I enjoy tortes so I am against reforming them. Except that sometimes parents put Ritalin in the tortes to drug their children because the psychiatrists tell them too, and I am strongly against that, so insofar as torte reform would eliminate ritalin I am for it. I have personally, PERSONALLY, seen the damage Ritalin in tortes can do to children who shouldn't be drugged by a nazi pastry.


Only for psychiatrists and non-clears. I personally, PERSONALLY, have seen the damage psychiatrists do and I have DONE THE RESEARCH. They should be executed. Everyone else should merely be sent to Narconon if they are on drugs, or Crimeonon if they are on crime, and they will be cured. You could cure anyone through vitamins and exercise. The research shows this. Even Jeff Dahlmer could be cured with the right combination of vitamins.

Cruise is expected to have a tough confirmation battle. When senator John McCain was asked what he thought about the Cruise nomination he had this to say: "What? You can't be !@*#ing serious. You CAN'T be #@@!ing serious. No @#$!ing way. @#$! that." President Bush remains optimistic though.

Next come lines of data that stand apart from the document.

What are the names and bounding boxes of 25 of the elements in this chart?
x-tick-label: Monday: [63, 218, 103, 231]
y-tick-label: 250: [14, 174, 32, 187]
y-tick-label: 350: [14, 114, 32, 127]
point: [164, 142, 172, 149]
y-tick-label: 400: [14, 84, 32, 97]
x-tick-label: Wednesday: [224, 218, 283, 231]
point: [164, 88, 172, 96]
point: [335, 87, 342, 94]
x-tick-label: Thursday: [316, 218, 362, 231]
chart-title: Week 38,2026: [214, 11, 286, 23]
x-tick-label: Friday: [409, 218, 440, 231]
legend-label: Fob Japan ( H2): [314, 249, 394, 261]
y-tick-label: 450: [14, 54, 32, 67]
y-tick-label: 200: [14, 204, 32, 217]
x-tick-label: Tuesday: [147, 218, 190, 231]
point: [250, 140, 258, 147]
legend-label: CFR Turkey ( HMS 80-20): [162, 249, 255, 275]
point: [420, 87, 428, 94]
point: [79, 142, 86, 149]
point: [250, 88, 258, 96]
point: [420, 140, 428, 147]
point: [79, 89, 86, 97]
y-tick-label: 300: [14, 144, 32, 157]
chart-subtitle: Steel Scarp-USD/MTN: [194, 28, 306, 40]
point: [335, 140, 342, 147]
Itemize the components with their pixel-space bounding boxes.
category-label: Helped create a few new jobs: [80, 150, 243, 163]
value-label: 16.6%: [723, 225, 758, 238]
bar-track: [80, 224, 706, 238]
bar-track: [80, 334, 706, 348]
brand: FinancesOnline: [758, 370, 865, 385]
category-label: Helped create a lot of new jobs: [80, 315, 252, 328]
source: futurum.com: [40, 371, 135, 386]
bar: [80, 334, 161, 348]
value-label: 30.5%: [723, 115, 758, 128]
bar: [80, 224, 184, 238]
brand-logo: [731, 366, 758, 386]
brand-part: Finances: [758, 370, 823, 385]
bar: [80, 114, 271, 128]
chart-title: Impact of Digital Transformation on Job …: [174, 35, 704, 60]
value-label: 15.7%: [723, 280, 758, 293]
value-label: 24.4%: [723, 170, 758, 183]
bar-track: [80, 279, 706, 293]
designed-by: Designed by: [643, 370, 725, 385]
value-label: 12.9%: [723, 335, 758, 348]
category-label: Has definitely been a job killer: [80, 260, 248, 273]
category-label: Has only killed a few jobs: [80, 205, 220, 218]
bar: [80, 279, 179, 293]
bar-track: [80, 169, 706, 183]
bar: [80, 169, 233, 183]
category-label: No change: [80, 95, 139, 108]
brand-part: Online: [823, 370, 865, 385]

"We're already preparing the court for Tom. For example we're lowering the bench by a few feet so he can leap on it if he gets excited or if Katie comes up during oral arguments. Also we're going to alien proof his chambers and require all clerks to attend at least a day at the nearby Scientology center. This is unorthodox, I know, but frankly I think this country could do with more religion, no matter how crackpot crazy it might be. God told me so. Himself. He talks to me personally, PERSONALLY."

President Bush added that he had not done the research, but he was willing to read a synopsis if it wasn't too long and didn't cut in to nap time.